Константинопольский снял этот фильм, считая каждую копейку, практически на одном энтузиазме, за несколько недель — и страшно волновался, первый раз представляя публике свое детище. В общем-то, было из-за чего: «Русского беса» идеально описывает формула из анекдота «надел все лучшее сразу». Тут и «Американский психопат», и Тарантино, и собственные «Восемь с половиной долларов», и неизбежные литературные апелляции к Сологубу… Правда, в конечном итоге Свят оказывается ближе не к мрачному садисту Передонову, а к Иудушке Головлеву, которого в последний миг настигло просветление и покаяние. В этом сильная сторона фильма: он оказывается одновременно и злым, и смешным, и болезненным. Оказывается в своем роде зеркалом, где отражается отнюдь не звонкий юный психопат в блестящем исполнении Ивана Макаревича, а матерый бородатый неудачник родом из 90-х, потерявший последние остатки любви.

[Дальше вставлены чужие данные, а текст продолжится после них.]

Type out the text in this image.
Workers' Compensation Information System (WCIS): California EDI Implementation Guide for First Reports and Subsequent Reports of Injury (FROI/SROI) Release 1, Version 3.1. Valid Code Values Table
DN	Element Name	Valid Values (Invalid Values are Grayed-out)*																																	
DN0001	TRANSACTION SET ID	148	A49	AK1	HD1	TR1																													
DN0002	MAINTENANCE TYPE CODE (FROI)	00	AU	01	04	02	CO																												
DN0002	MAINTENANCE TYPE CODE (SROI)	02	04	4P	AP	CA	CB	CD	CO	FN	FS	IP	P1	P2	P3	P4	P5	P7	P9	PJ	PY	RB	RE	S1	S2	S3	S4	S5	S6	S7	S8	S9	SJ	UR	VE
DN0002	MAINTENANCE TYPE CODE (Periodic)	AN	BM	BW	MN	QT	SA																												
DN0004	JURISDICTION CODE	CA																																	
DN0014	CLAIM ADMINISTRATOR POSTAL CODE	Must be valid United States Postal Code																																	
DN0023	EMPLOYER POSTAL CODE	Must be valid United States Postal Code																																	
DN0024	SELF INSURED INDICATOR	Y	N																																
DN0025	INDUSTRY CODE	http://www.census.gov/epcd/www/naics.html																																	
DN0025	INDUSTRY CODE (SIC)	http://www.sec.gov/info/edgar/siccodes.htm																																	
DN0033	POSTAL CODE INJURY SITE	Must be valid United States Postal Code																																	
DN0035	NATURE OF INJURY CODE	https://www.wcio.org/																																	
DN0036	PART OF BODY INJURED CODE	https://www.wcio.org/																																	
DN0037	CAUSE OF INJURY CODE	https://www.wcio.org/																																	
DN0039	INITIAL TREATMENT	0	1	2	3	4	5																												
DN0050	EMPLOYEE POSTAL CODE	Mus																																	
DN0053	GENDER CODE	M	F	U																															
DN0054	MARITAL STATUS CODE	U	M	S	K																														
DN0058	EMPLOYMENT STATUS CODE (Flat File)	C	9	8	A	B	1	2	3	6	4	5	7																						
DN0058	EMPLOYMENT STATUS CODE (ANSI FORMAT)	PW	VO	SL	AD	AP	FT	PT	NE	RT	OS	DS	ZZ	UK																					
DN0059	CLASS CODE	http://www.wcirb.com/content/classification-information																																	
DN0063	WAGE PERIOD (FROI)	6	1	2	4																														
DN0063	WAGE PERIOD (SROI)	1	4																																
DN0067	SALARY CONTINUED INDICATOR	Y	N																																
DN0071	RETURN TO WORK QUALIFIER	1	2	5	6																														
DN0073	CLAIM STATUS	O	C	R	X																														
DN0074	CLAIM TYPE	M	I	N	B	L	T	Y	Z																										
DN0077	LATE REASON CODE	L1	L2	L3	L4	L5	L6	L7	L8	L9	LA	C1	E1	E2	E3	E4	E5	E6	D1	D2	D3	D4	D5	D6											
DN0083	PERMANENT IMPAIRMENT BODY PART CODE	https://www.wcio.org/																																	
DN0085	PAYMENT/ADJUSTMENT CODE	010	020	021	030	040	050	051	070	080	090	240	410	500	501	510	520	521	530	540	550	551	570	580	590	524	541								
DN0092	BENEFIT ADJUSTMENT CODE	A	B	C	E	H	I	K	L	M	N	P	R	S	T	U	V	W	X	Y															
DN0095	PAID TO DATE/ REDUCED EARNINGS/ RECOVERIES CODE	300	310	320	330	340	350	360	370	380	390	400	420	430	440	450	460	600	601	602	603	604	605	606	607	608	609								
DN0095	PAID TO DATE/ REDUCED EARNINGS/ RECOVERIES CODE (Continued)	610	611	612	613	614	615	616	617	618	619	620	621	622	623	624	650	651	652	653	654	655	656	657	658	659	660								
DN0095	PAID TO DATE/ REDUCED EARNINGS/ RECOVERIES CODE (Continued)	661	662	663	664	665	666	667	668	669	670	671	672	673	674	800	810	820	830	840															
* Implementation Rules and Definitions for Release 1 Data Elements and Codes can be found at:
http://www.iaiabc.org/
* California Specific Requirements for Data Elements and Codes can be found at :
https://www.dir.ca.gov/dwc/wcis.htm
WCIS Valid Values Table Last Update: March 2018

Слабая же сторона «Русского беса» в том, что картина ощутимо и сильно провисает ближе к финалу. Вернее, к трем финалам, которые были тут совершенно необязательны — как и гитлеровские усы, выглядывающие из-под бороды Деда Мороза во время ограбления банка. За последние полчаса картина теряет цельность и естественность, уходит в конструкт — и финальный твист тут не помогает, а скорее вредит. На смену вдохновенному сюру приходит вымученный, на смену интуитивному зрительскому пониманию — прямое авторское высказывание, откуда взялся тот горький катаклизм, который мы наблюдаем на экране и в жизни. Но и это простит Константинопольскому милосердный русский бог — за напоминание о милосердии, которое в России нынче не принято.